L’Analayse Factorielle des Correspondance (AFC), développée dans les années 1960 par le statisticien français Jean-Paul Benzécri, est une méthode statistique qui permet de réduire la dimensionnalité des données tout en mettant en évidence les relations entre les variables d’un tableau de contingence.
À titre d’exemple, on peut citer le travail de Pascal Marchand (LERASS, Université-Toulouse 3), qui compare les discours politiques traditionnels avec ceux générés par ChatGPT (OpenAI).
L’objectif de cet article est donc de vous proposer un script en langage R permettant de réaliser une analyse factorielle des correspondances sur des textes.
L’AFC est particulièrement utile en analyse textuelle pour plusieurs raisons :
- Elle permet de réduire la dimensionnalité (réduire la complexité humaine) des données textuelles souvent très larges (avec des milliers de mots…).
- Elle révèle des structures de dépendance entre les mots et les variables (Dans notre cas le nom du journal et les occurrences/mots).
- Elle permet de visualiser graphiquement les relations, facilitant ainsi l’interprétation des résultats.
Pourquoi une analyse de la distribution des fréquences des occurrences n’est pas suffisante ?
Une simple analyse des fréquences des mots ne tient compte que du nombre d’occurrences des termes sans considérer les relations entre eux. Ainsi, l’analyse des fréquences ignore complètement comment les mots coexistent ou sont utilisés ensemble dans les documents. De plus la fréquence « brute » ne capture pas les associations entre les mots.
Que fait l’AFC d’un point de vue statistique ?
L’objectif de l’AFC est de révéler les associations significatives entre les modalités des variables. Les écarts projetés sur les axes permettent de visualiser les relations structurelles entre les modalités, facilitant ainsi l’interprétation des résultats et la compréhension des associations (ou non) présentes dans les données.
L’analyse des relations entre les variables se base sur un tableau de contingence, qui croise les modalités des variables. Autrement dit : L’AFC quantifie les écarts entre les fréquences observées (ce qui est réellement présent dans les données) et les fréquences attendues (ce qui serait observé si les variables étaient totalement indépendantes). Cette étape repose sur le test du Chi-2, qui permet de déterminer si les écarts entre l’observé et l’attendu sont statistiquement significatifs.
Une fois les écarts mesurés, l’AFC les projette dans un espace à faible dimension. Cette projection permet de réduire la complexité des données tout en conservant une information intelligible. Les axes factoriels créés dans cet espace sont ordonnés selon la variance qu’ils expliquent. Cela signifie que chaque axe capture une part des écarts à l’indépendance, les axes les plus importants expliquant la plus grande part des écarts.
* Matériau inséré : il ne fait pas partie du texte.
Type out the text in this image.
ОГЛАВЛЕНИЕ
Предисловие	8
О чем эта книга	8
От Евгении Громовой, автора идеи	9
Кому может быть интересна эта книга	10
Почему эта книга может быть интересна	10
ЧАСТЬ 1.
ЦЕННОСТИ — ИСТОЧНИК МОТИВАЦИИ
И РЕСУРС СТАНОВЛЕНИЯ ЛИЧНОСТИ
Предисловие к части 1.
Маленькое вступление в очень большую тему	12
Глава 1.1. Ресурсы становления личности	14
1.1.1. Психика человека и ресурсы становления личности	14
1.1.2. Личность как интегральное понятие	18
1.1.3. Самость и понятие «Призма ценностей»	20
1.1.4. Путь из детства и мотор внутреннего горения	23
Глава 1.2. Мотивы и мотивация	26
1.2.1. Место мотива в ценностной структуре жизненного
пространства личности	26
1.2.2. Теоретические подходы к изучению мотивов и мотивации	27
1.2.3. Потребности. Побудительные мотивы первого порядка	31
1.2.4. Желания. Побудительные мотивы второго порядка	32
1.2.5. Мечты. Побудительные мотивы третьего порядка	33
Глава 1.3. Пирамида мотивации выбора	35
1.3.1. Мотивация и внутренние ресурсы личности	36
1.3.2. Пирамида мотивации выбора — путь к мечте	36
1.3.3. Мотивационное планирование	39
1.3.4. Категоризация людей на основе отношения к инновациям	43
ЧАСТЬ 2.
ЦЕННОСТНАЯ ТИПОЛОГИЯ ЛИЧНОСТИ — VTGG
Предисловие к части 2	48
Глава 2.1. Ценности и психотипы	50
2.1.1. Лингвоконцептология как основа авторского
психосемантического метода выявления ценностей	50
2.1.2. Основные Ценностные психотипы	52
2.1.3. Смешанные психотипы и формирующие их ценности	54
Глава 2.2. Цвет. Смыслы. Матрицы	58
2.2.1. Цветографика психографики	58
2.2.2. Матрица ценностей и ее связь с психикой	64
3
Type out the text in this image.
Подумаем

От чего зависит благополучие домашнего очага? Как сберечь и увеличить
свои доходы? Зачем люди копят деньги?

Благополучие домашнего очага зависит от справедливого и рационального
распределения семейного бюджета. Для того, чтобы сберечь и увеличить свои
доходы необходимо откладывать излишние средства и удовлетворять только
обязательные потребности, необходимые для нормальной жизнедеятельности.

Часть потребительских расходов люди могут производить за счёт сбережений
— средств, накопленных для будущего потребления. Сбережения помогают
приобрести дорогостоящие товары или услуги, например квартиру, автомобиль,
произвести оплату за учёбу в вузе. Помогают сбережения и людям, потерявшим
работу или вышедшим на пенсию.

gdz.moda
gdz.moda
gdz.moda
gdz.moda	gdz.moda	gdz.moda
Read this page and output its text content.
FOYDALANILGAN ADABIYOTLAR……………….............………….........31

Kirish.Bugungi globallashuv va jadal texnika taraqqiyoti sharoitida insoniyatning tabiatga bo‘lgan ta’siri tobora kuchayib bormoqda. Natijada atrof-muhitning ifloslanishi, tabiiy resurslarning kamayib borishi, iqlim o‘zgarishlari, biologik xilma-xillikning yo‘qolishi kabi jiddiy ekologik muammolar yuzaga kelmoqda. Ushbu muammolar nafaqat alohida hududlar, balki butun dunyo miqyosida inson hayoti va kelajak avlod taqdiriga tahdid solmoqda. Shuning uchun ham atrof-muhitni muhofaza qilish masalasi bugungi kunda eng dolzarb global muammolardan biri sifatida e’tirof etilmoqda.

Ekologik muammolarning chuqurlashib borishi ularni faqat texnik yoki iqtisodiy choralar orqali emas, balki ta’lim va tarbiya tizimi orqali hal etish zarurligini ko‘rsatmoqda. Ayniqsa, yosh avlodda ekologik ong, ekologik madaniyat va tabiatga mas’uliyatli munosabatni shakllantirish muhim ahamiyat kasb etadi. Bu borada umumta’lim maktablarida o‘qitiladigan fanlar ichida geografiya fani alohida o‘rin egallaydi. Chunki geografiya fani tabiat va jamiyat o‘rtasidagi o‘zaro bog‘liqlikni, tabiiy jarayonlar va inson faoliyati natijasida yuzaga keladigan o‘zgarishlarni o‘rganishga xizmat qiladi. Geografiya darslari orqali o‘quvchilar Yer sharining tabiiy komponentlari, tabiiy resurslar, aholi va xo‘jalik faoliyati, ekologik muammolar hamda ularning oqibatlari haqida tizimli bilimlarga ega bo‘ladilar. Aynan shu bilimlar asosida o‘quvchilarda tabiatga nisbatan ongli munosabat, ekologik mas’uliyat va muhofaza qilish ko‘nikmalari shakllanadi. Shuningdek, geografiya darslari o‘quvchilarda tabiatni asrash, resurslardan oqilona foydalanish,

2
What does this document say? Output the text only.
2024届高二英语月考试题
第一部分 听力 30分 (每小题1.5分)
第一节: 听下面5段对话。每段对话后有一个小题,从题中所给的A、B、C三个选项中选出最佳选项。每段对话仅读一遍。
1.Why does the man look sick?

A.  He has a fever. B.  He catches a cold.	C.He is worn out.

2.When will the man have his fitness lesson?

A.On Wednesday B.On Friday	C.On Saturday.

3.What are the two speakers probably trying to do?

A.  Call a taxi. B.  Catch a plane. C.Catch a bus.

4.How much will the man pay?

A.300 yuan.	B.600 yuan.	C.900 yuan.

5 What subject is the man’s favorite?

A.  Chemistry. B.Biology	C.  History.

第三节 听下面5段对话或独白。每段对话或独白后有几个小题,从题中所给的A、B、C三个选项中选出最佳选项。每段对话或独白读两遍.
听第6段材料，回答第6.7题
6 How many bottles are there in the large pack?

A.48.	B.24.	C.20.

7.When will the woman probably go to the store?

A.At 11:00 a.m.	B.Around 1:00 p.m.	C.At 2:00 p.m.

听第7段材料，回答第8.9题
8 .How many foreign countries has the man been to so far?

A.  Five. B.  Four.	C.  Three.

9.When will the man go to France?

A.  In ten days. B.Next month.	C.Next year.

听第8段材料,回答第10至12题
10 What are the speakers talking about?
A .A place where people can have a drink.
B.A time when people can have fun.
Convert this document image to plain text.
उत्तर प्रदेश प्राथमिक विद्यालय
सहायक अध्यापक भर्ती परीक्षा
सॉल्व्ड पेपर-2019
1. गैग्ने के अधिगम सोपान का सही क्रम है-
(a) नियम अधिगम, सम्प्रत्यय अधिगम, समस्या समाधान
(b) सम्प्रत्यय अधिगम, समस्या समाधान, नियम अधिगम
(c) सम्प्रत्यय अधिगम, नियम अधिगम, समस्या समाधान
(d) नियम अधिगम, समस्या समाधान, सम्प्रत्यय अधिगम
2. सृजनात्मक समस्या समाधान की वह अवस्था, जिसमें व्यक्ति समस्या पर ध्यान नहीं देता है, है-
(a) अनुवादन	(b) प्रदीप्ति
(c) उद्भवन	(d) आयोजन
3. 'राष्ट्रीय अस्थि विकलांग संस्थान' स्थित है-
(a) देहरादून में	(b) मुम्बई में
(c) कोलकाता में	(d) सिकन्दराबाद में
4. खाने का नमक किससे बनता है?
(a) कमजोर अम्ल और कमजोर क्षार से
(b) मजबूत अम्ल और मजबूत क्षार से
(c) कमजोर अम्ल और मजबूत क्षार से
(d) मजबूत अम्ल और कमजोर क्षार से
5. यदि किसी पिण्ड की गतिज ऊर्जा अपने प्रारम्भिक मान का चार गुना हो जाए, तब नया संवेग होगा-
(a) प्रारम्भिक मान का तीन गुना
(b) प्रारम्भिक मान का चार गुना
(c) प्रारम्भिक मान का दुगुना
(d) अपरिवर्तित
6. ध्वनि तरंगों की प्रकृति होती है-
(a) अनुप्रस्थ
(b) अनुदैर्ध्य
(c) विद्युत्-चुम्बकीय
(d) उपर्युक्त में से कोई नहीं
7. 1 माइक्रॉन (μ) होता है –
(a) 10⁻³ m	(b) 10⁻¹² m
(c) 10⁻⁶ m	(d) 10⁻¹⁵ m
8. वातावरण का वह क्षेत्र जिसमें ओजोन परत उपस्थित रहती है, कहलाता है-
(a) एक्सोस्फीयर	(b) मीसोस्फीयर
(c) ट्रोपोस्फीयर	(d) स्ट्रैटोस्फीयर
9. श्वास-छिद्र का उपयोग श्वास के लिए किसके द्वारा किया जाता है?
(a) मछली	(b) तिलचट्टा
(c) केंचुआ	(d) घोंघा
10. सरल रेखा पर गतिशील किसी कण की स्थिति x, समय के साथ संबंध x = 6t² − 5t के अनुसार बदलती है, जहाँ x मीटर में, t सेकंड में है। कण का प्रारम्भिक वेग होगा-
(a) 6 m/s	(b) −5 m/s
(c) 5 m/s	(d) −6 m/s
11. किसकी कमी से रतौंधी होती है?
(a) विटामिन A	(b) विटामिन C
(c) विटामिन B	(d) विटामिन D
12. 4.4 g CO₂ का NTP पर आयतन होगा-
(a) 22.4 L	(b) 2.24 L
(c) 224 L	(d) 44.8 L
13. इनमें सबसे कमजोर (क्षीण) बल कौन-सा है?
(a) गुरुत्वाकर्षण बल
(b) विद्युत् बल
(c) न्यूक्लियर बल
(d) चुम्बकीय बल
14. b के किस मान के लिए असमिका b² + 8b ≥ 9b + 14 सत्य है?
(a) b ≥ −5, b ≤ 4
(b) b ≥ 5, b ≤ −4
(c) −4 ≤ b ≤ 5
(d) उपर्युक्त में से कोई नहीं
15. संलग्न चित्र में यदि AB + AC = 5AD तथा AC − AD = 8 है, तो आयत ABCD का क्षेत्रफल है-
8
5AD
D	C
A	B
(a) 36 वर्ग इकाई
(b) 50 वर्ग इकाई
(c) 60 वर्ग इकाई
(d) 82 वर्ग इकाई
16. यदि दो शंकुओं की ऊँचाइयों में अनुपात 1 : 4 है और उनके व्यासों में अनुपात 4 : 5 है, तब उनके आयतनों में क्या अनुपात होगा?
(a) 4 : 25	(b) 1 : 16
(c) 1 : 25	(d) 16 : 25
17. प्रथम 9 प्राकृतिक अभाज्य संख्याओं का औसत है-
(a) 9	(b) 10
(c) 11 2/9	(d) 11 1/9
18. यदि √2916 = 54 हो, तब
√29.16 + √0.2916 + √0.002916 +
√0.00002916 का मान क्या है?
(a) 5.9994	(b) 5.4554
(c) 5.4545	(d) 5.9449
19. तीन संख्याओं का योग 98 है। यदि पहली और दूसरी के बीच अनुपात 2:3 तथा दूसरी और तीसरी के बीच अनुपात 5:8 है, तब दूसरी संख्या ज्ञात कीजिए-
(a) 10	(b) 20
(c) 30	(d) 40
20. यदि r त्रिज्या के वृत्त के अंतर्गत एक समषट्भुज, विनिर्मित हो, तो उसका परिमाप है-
Il est important de noter que le script proposé réalise uniquement une AFC, contrairement à des logiciels comme « Alceste » ou « IRaMuTeQ ». Ces deux logiciels offrent notamment, après l’analyse et la projection des mots sur les axes, la possibilité d’accéder à un concordancier.
Autrement dit, ils permettent de retrouver le contexte dans lequel un mot apparaît, permettant ainsi de passer d’une analyse lexicale à un « début » d’analyse sémantique (par le chercheur), en donnant du sens à l’occurrence d’un mot grâce à son contexte d’utilisation.
Prétraitement du corpus
Comme dans toute analyse textuelle il est important d’opérer à un petit lifting de votre corpus avant de lancer l’analyse 😉
Dans notre exemple, nous allons réaliser une AFC sur un corpus de 1000 articles de presse sur la thématique de l’intelligence artificielle. Le corpus est constitué du nom du journal suivi d’un paragraphe de texte (l’article). Chaque article est donc associé à une variable qui désigne la source (le nom du journal).
Une fois l’export réalisé via le site Europresse, nous obtenons un fichier HTML brut, nécessitant un prétraitement pour ne conserver que les balises html pertinentes et le transformer en fichier texte. Je ne reviendrai pas sur cette étape ; vous pouvez vous référer à cet article qui explique comment extraire les données Europresse en vue d’un traitement avec le logiciel IRaMuTeQ.
Une seconde étape s’est révélée indispensable : convertir le fichier texte en fichier CSV.
À vrai dire, je n’arrivais pas à travailler efficacement avec le fichier texte et il m’a semblé plus judicieux de le convertir en CSV. Le script fonctionne correctement avec un fichier CSV contenant un tableau avec les textes et les variables (nom du journal).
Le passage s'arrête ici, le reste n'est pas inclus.